U.S. v. Jones

Summarized by:

  • Court: United States Supreme Court
  • Area(s) of Law: Criminal Procedure
  • Date Filed: November 8, 2011
  • Case #: 10-1259
  • Judge(s)/Court Below: 615 F.3d 544 (D.C. Cir 2010)
  • Full Text Opinion

Whether the government violated respondent’s Fourth Amendment rights by attaching a GPS tracking device to his vehicle and monitoring his movements on public streets without a valid warrant and without his consent.

While investigating respondent (“Jones”) for violating federal drug laws, FBI agents obtained a warrant from a federal judge in the District of Columbia authorizing them to covertly install a global positioning system (GPS) tracking device on Jones’ vehicle within 10 days and to monitor the device only in the District of Columbia for up to 90 days. Eleven days after the warrant issued, the agents installed the device while the vehicle was in a public parking lot in Maryland.
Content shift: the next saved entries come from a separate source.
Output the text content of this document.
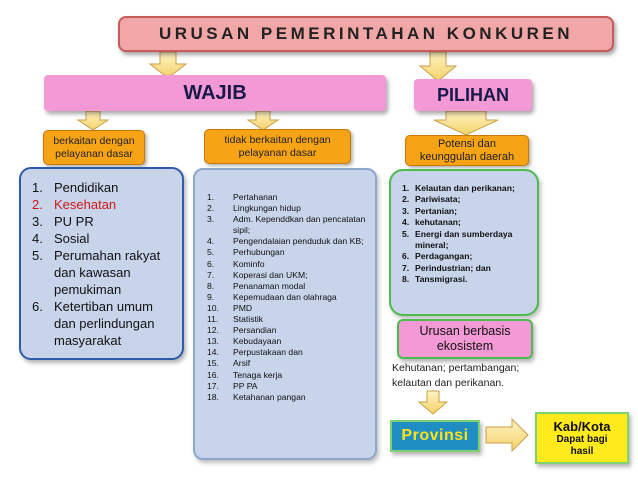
URUSAN PEMERINTAHAN KONKUREN
WAJIB	PILIHAN
berkaitan dengan pelayanan dasar
tidak berkaitan dengan pelayanan dasar
Potensi dan keunggulan daerah
1. Pendidikan
2. Kesehatan
3. PU PR
4. Sosial
5. Perumahan rakyat dan kawasan pemukiman
6. Ketertiban umum dan perlindungan masyarakat
1.	Pertahanan
2.	Lingkungan hidup
3.	Adm. Kependdkan dan pencatatan sipil;
4.	Pengendalaian penduduk dan KB;
5.	Perhubungan
6.	Kominfo
7.	Koperasi dan UKM;
8.	Penanaman modal
9.	Kepemudaan dan olahraga
10.	PMD
11.	Statistik
12.	Persandian
13.	Kebudayaan
14.	Perpustakaan dan
15.	Arsif
16.	Tenaga kerja
17.	PP PA
18.	Ketahanan pangan
1. Kelautan dan perikanan;
2. Pariwisata;
3. Pertanian;
4. kehutanan;
5. Energi dan sumberdaya mineral;
6. Perdagangan;
7. Perindustrian; dan
8. Tansmigrasi.
Urusan berbasis ekosistem
Kehutanan; pertambangan; kelautan dan perikanan.
Provinsi
Kab/Kota
Dapat bagi hasil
Using the device, which only provided the vehicle’s location, and visual surveillance, agents tracked the vehicle to a suspected stash house in Maryland where they recovered nearly 100 kilograms of powder cocaine, one kilogram of crack cocaine, $850,000 in cash, and drug-packing paraphernalia. Agents also recovered nearly $70,000 from the vehicle, and large quantities of cocaine, cash, firearms, and drug paraphernalia from Jones’ suspected customers.
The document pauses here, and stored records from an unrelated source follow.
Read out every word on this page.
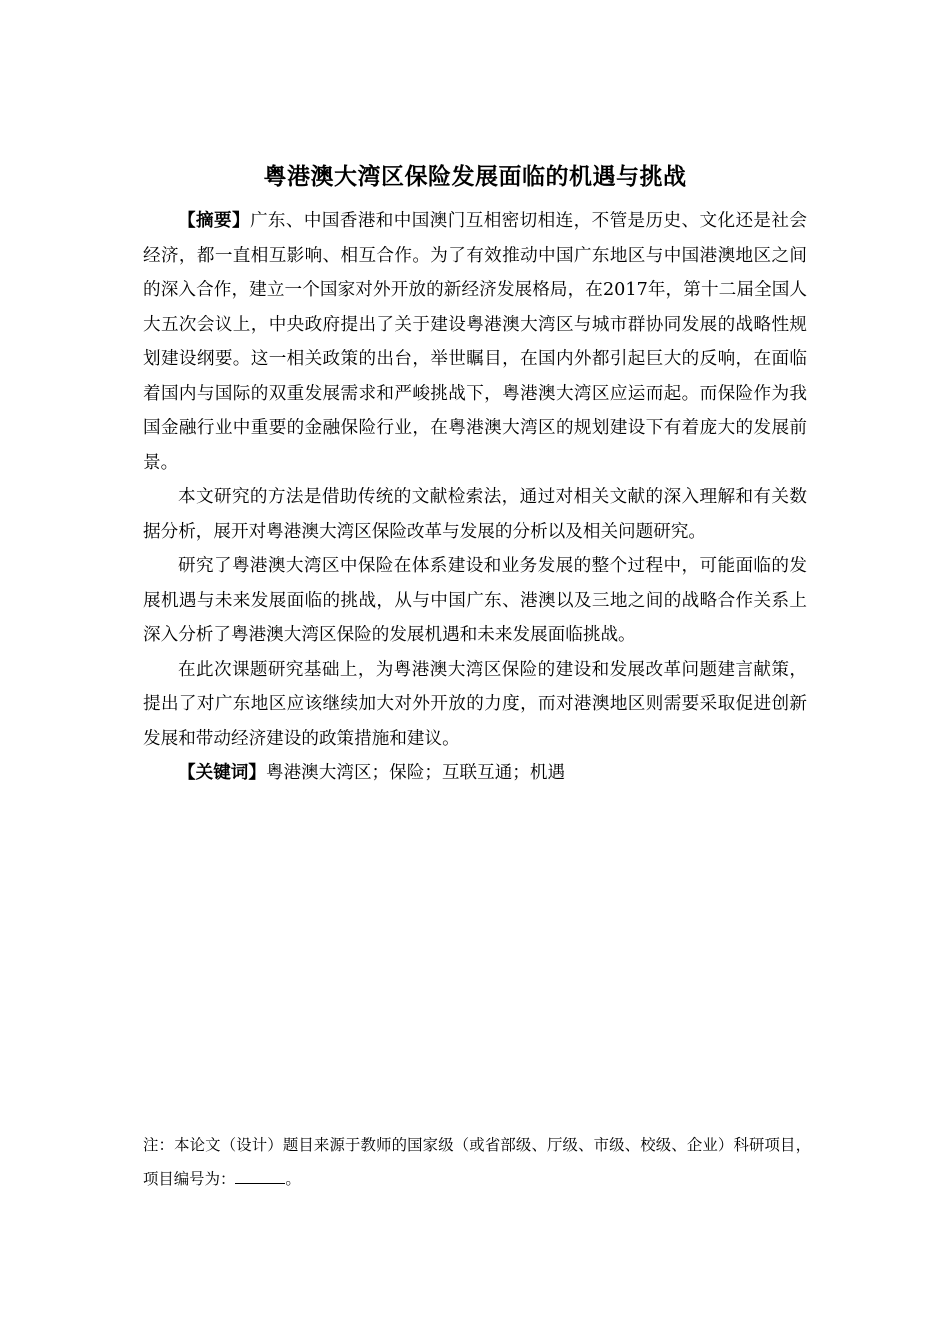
粤港澳大湾区保险发展面临的机遇与挑战

【摘要】广东、中国香港和中国澳门互相密切相连，不管是历史、文化还是社会经济，都一直相互影响、相互合作。为了有效推动中国广东地区与中国港澳地区之间的深入合作，建立一个国家对外开放的新经济发展格局，在2017年，第十二届全国人大五次会议上，中央政府提出了关于建设粤港澳大湾区与城市群协同发展的战略性规划建设纲要。这一相关政策的出台，举世瞩目，在国内外都引起巨大的反响，在面临着国内与国际的双重发展需求和严峻挑战下，粤港澳大湾区应运而起。而保险作为我国金融行业中重要的金融保险行业，在粤港澳大湾区的规划建设下有着庞大的发展前景。

本文研究的方法是借助传统的文献检索法，通过对相关文献的深入理解和有关数据分析，展开对粤港澳大湾区保险改革与发展的分析以及相关问题研究。

研究了粤港澳大湾区中保险在体系建设和业务发展的整个过程中，可能面临的发展机遇与未来发展面临的挑战，从与中国广东、港澳以及三地之间的战略合作关系上深入分析了粤港澳大湾区保险的发展机遇和未来发展面临挑战。

在此次课题研究基础上，为粤港澳大湾区保险的建设和发展改革问题建言献策，提出了对广东地区应该继续加大对外开放的力度，而对港澳地区则需要采取促进创新发展和带动经济建设的政策措施和建议。

【关键词】粤港澳大湾区；保险；互联互通；机遇

注：本论文（设计）题目来源于教师的国家级（或省部级、厅级、市级、校级、企业）科研项目，项目编号为：	。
Jones was convicted of the drug crimes and sentenced to life imprisonment. The court of appeals reversed Jones’ conviction and held that agents’ use of the GPS device was a search within the meaning of the Fourth Amendment that violated Jones’ reasonable expectation of privacy in his vehicle’s public movements over the course of a month because he had not exposed the totality of those movements to the public.

On appeal, the Government argues that the agents’ installation and monitoring of the GPS device was not a Fourth Amendment search because “a person traveling in an automobile on public thoroughfares has no reasonable expectation of privacy in his movements from one place to another” since his movements are “knowingly exposed.”